A modification is made to a computer component to try to increase its mean time between failures, which was originally 520 hours. Tests on a simple random sample of 10 modified components resulted in the following times (in hours) between failures. Assume that the sample comes from a normally distributed population.
518 548 561 523 536
499 538 557 528 563
At the 0.05 significance level, test the claim that, with the modified component, the mean time between failures is greater than 520 hours. Show all work. You may use your calculator to input data and find sample mean and standard deviation to use below. Answer all parts, including the sketch.

Proportion or mean???
Do we have STD deviation or not? As a result, do we use z- or t-distribution?
From the sample data, state the mean and standard deviation:???
List the null and alternative hypotheses: Left, right, or two-tail test?
Find the value of the test statistic:???
Critical value(s) / Draw Rejection region(s): Sketch:???
Reject/fail to reject H0:???
(Is the test statistic in the rejection region?)
State the final conclusion that addresses the original claim:???
(Use your Hypothesis Test Conclusion Flowchart.)

Answer 1

Solution:-

State the hypotheses. The first step is to state the null hypothesis and an alternative hypothesis.

Null hypothesis: u < 520
Alternative hypothesis: u > 520

Note that these hypotheses constitute a one-tailed test.  

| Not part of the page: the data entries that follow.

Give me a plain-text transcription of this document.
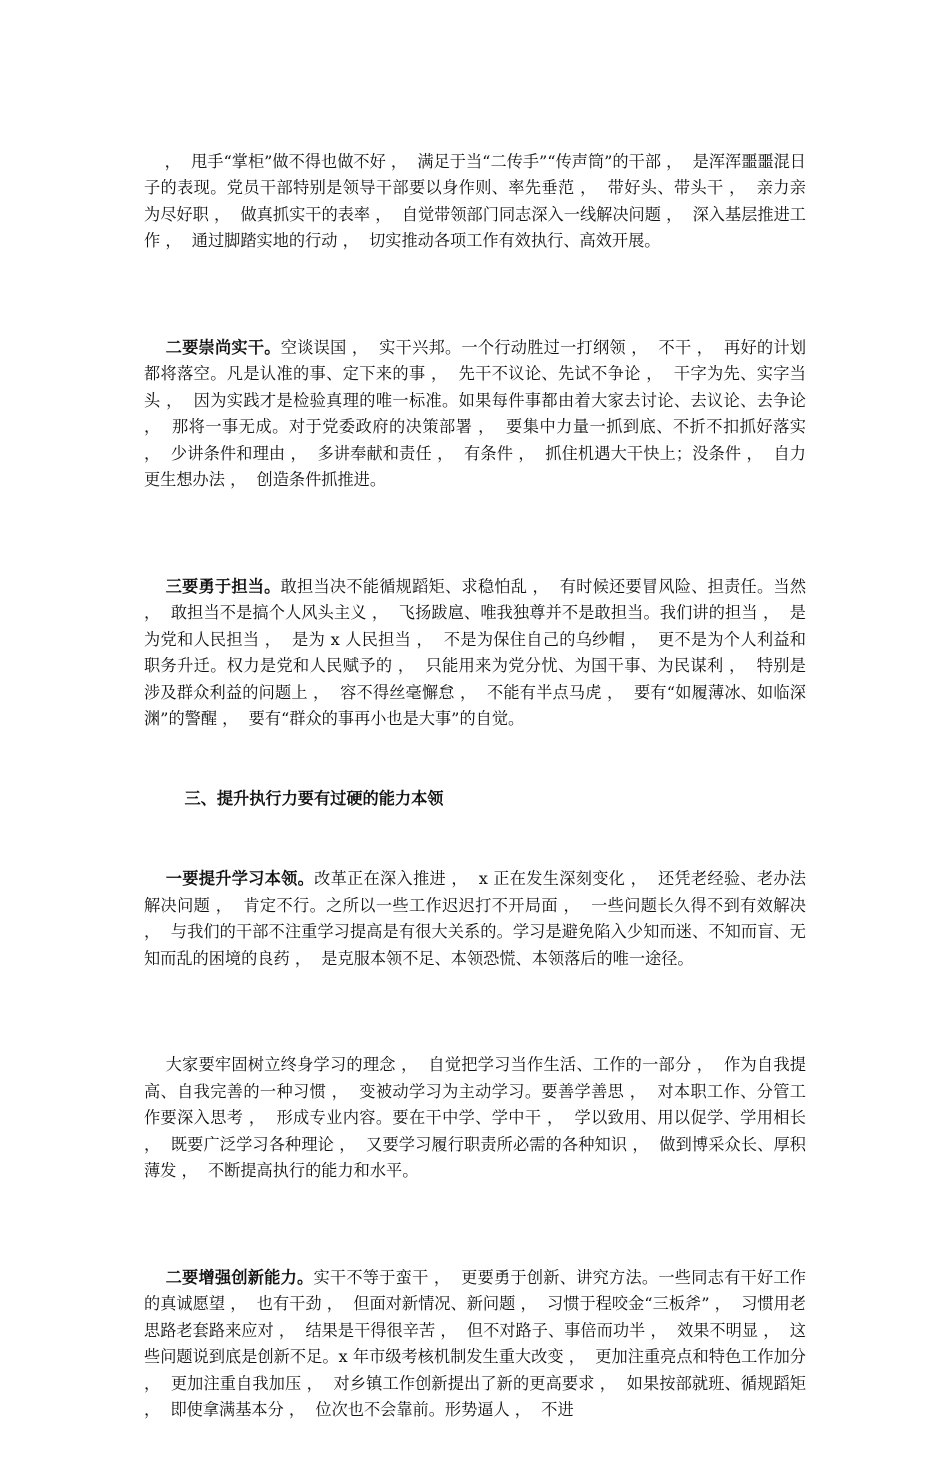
，  甩手“掌柜”做不得也做不好 ，  满足于当“二传手”“传声筒”的干部 ，  是浑浑噩噩混日子的表现。党员干部特别是领导干部要以身作则、率先垂范 ，  带好头、带头干 ，  亲力亲为尽好职 ，  做真抓实干的表率 ，  自觉带领部门同志深入一线解决问题 ，  深入基层推进工作 ，  通过脚踏实地的行动 ，  切实推动各项工作有效执行、高效开展。

二要崇尚实干。空谈误国 ，  实干兴邦。一个行动胜过一打纲领 ，  不干 ，  再好的计划都将落空。凡是认准的事、定下来的事 ，  先干不议论、先试不争论 ，  干字为先、实字当头 ，  因为实践才是检验真理的唯一标准。如果每件事都由着大家去讨论、去议论、去争论 ，  那将一事无成。对于党委政府的决策部署 ，  要集中力量一抓到底、不折不扣抓好落实 ，  少讲条件和理由 ，  多讲奉献和责任 ，  有条件 ，  抓住机遇大干快上；没条件 ，  自力更生想办法 ，  创造条件抓推进。

三要勇于担当。敢担当决不能循规蹈矩、求稳怕乱 ，  有时候还要冒风险、担责任。当然 ，  敢担当不是搞个人风头主义 ，  飞扬跋扈、唯我独尊并不是敢担当。我们讲的担当 ，  是为党和人民担当 ，  是为 x 人民担当 ，  不是为保住自己的乌纱帽 ，  更不是为个人利益和职务升迁。权力是党和人民赋予的 ，  只能用来为党分忧、为国干事、为民谋利 ，  特别是涉及群众利益的问题上 ，  容不得丝毫懈怠 ，  不能有半点马虎 ，  要有“如履薄冰、如临深渊”的警醒 ，  要有“群众的事再小也是大事”的自觉。

三、提升执行力要有过硬的能力本领

一要提升学习本领。改革正在深入推进 ，  x 正在发生深刻变化 ，  还凭老经验、老办法解决问题 ，  肯定不行。之所以一些工作迟迟打不开局面 ，  一些问题长久得不到有效解决 ，  与我们的干部不注重学习提高是有很大关系的。学习是避免陷入少知而迷、不知而盲、无知而乱的困境的良药 ，  是克服本领不足、本领恐慌、本领落后的唯一途径。

大家要牢固树立终身学习的理念 ，  自觉把学习当作生活、工作的一部分 ，  作为自我提高、自我完善的一种习惯 ，  变被动学习为主动学习。要善学善思 ，  对本职工作、分管工作要深入思考 ，  形成专业内容。要在干中学、学中干 ，  学以致用、用以促学、学用相长 ，  既要广泛学习各种理论 ，  又要学习履行职责所必需的各种知识 ，  做到博采众长、厚积薄发 ，  不断提高执行的能力和水平。

二要增强创新能力。实干不等于蛮干 ，  更要勇于创新、讲究方法。一些同志有干好工作的真诚愿望 ，  也有干劲 ，  但面对新情况、新问题 ，  习惯于程咬金“三板斧” ，  习惯用老思路老套路来应对 ，  结果是干得很辛苦 ，  但不对路子、事倍而功半 ，  效果不明显 ，  这些问题说到底是创新不足。x 年市级考核机制发生重大改变 ，  更加注重亮点和特色工作加分 ，  更加注重自我加压 ，  对乡镇工作创新提出了新的更高要求 ，  如果按部就班、循规蹈矩 ，  即使拿满基本分 ，  位次也不会靠前。形势逼人 ，  不进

Formulate an analysis plan. For this analysis, the significance level is 0.01. The test method is a one-sample z-test.

Analyze sample data. Using sample data, we compute the standard error (SE), z statistic test statistic (z).

SE = s / sqrt(n)

S.E = 6.546

z = (x - u) / SE

z = 2.61

z_critical = 1.645

Rejection regioon is z > 1.645

where s is the standard deviation of the sample, x is the sample mean, u is the hypothesized population mean, and n is the sample size.

The observed sample mean produced a z statistic test statistic of 2.61.

Thus the P-value in this analysis is 0.005

Interpret results. Since the P-value (0.005) is less than the significance level (0.05), we have to reject the null hypothesis.

From the above test we have sufficient evidence in the favor of the claim that the mean time between failures is greater than 520 hours.